How A Consultative Approach To Healthcare IT Led To A $1.3 Million Sale

By Jay McCall, Business Solutions magazine

A healthcare IT solutions provider’s up-front consultation helped it beat out three competitors and land an EMR (electronic medical records) install with a 600-bed hospital.

Winola Lake is a technology solutions provider that’s been focused exclusively on the healthcare space since its inception three years ago, and at the time of our interview was on pace to reach $9 million in sales revenue by the end of 2012. Led by former cofounder of wireless integrator InfoLogix, Rick Hodge, the company also boasts a 75% close rate when brought into new business opportunities. Hodge shared with me a key component to his success that other IT solutions providers would be wise to heed.

“A lot of our competitors initiate prospect discussions focused on IT products,” says Hodge. “We start with their short- and long-term business plans and end with IT products.” Getting this first step right makes all the difference, according to Hodge. One recent customer win that illustrates Hodge’s point is Reading Hospital, a 600-bed short-term acute care hospital based in central Pennsylvania. Like many healthcare providers, the hospital wanted to comply with the meaningful use standards defined by the Centers for Medicare and Medicaid Services (CMS) Incentive Programs. “These standards govern the use of electronic health records and allow eligible providers and hospitals to earn incentive payments by meeting specific criteria,” says Hodge. “The downside, if hospitals don’t comply with meaningful use rules, is that their Medicare and Medicaid reimbursements can be reduced by as much as 5%, which can be millions of dollars a year for some hospitals.”

Forgoing IT Consultation Fees Pays Off
Reading Hospital knew that part of that process would entail converting its paper documentation process over to digital patient records, so it reached out to a few EMR resellers to start comparing quotes. The Winola Lake team met with the hospital’s project team to gain a deeper understanding of what the hospital was trying to accomplish. During this two-week period, Winola Lake helped the hospital discover a couple of ways it could improve its patient care processes beyond just digitizing patient documents. “Workflow is a key area that gets overlooked when users focus too much on technology rather than how to deploy the technology to gain maximum benefit and efficiencies,” says Hodge. “For example, even in EMR environments, you can find nurses scanning patient medications outside a patient’s room instead of at the patient’s bedside and administering medications to the wrong patient because the nurse walks into the wrong room, or maybe there are two patients in a room and the nurse mixes up the patients.”

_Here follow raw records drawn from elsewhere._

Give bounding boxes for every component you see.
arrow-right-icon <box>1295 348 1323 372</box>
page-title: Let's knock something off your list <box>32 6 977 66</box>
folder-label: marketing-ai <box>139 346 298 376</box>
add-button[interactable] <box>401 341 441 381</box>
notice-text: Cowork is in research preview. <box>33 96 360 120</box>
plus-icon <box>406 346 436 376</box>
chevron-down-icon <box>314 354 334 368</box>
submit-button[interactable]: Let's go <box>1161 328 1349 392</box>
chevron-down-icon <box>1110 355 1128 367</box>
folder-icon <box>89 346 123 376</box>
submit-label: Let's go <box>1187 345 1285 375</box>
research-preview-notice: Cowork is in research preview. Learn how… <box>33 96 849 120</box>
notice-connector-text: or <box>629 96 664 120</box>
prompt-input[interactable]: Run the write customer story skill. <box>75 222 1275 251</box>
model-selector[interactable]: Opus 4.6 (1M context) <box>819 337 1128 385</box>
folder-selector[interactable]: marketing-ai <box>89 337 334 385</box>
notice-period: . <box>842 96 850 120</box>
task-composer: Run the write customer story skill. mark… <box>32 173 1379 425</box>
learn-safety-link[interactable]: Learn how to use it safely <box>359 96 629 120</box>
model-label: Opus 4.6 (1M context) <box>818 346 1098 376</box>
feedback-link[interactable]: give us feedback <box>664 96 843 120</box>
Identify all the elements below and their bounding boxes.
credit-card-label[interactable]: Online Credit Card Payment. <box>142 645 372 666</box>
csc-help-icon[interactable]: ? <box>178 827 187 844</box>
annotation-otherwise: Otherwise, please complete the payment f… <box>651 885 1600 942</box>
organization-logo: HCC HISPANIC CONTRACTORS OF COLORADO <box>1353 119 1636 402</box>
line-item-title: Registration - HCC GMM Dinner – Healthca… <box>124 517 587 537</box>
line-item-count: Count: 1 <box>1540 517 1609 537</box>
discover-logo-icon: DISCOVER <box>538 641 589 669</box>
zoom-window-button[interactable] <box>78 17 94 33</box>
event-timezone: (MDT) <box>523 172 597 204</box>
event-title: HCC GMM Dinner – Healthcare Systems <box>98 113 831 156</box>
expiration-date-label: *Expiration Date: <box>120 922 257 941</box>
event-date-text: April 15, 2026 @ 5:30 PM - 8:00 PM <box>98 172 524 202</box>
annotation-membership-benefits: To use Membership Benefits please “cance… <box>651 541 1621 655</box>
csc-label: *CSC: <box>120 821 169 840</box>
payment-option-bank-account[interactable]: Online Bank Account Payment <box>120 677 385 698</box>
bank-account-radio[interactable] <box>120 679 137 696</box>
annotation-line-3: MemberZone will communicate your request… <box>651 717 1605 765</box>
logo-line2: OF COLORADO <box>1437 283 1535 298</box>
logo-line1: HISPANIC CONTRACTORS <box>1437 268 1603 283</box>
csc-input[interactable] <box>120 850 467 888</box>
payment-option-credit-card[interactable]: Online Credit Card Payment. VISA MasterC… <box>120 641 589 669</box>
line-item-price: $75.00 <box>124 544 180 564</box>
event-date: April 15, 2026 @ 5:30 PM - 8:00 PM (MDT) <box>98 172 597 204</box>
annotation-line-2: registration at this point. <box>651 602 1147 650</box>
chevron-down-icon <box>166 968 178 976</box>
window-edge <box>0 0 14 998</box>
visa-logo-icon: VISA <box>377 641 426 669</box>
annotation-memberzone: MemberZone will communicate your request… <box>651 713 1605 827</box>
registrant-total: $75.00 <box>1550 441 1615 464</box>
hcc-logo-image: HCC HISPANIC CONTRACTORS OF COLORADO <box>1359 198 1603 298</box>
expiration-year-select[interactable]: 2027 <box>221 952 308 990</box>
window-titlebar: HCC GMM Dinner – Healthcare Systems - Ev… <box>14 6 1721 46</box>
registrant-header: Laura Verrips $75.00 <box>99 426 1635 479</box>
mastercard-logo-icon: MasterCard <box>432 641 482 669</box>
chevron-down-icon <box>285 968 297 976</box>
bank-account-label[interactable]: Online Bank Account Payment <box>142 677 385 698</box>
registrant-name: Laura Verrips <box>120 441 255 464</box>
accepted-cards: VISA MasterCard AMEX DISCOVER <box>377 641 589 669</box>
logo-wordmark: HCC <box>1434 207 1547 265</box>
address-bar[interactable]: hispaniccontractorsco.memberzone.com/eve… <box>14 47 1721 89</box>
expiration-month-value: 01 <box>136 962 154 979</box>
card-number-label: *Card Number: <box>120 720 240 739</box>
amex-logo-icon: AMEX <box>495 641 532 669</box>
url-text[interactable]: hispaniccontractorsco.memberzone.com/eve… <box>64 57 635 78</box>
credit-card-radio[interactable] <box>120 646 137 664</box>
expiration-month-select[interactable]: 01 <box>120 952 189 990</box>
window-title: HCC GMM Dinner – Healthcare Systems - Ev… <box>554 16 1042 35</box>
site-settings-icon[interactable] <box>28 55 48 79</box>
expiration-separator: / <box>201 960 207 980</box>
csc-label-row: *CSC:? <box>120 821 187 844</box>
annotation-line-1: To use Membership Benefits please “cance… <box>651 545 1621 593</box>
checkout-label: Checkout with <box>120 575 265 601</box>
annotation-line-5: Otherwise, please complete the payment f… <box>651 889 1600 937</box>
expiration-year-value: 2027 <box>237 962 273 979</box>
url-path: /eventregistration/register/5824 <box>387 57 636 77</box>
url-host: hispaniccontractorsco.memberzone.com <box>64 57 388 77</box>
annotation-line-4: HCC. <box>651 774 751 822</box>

The solution Winola Lake proposed included Zebra patient wristbands outfitted with bar code labels, mobile bar code readers, and in-room computers, which it sourced through BlueStar. “The solution authorizes that a particular medicine can be dispensed only after the patient, drug type, drug dosage, and time of dosage have been confirmed,” says Hodge. Not only was Winola Lake able to show the hospital administrators how they could reduce patient medication errors and comply with meaningful use regulations, it also shared its best practices for printing bar code labels, including how to scan the bar codes and how much data should be included in the bar code compared to being humanreadable data. “We would normally charge a few thousand dollars to have one of our healthcare consultants spend this kind of time with a prospect,” says Hodge. “Because of our history with this client and because of how receptive they were to our advice, we waived our consulting fees.”

Winola Lake’s decision paid off. Within a couple of months of its first engagement with the hospital, it was selected as the EMR provider. Over an eight-month period, Winola Lake sold the hospital a $1.3 million EMR solution comprising 400 in-room solutions (including a small form factor computer, 19-inch flat screen, and bar code scanner), 50 Rubbermaid mobile carts, a medication verification solution that includes Zebra bar code label printers and patient wristbands, and devices to enable their CPOE (computerized physician order entry) system. In addition to rolling out hardware and software, the deal included training, help desk services, IT support, and ongoing supplies of bar code wristbands. According to Hodge, not only is Winola Lake able to leverage this big win to help his company with other similar healthcare opportunities, but he anticipates additional opportunities down the road with Reading Hospital, too.